Replace tuple-style cast with pointer/stride access
It was noted in #1 (closed) that the get operator will not fully vectorize due to the tuple-style cast hidden in getStructMember
. The pointers upfront are now cached in attempts to alleviate this. This changes the manner of data access in the AoSoA for arrays:
return getStructMember<I>(_raw_data[idx.s()]);
to:
return static_cast<struct_member_array_type<I> >( data<I>() + idx.s() * _strides[I] );
If this allows vectorization, then it may be well worth the extra arithmetic needed to index into the data block.
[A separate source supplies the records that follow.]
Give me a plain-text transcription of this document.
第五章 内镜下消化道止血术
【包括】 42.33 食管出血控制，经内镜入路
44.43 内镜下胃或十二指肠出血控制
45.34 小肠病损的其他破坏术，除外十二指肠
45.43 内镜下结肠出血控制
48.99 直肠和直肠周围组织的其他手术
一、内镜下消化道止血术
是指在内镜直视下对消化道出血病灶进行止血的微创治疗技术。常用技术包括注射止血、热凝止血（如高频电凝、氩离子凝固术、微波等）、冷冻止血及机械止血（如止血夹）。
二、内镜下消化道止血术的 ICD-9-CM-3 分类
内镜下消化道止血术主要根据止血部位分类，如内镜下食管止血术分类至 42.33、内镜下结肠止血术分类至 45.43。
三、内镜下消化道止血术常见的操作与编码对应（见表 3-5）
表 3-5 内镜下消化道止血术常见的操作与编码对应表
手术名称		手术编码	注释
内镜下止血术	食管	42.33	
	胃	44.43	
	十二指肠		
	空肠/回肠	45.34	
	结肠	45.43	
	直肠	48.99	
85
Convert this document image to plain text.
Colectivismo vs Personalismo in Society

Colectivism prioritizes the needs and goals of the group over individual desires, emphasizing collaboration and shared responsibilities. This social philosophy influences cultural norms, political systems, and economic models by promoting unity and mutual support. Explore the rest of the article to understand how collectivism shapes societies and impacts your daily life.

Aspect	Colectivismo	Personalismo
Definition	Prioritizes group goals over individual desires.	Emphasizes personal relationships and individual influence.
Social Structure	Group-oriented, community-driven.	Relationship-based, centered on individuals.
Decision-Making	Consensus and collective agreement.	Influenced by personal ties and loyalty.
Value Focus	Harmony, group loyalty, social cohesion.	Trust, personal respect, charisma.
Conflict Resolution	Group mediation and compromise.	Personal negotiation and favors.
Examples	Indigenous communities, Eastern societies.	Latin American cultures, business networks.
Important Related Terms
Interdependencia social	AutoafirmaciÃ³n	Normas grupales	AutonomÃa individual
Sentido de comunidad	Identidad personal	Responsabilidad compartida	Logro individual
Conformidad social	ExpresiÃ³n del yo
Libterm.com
Furthermore, if loop-invariant hoisting were done well by the compiler, idx.s() * _strides[I]
would be hoisted above the inner loop over arrays as a further optimization.
Cacheing pointers and strides also had a nice side effect for future C interfaces - template-free pointer and stride access! A user can now get strides and (un-typed void*) pointers directly through the following interface:
size_t PosX = 0;
double* pos_x = (double*) aosoa.pointer(PosX);
size_t pos_x_stride = aosoa.stride(PosX);
Merge request reports
Activity
assigned to @rfbird
mentioned in issue #1 (closed)
added 1 commit
- 5e5bc638 - storing raw member pointers and strides instead of single data block pointer
Well, that worked like a dream! Nice work Stuart.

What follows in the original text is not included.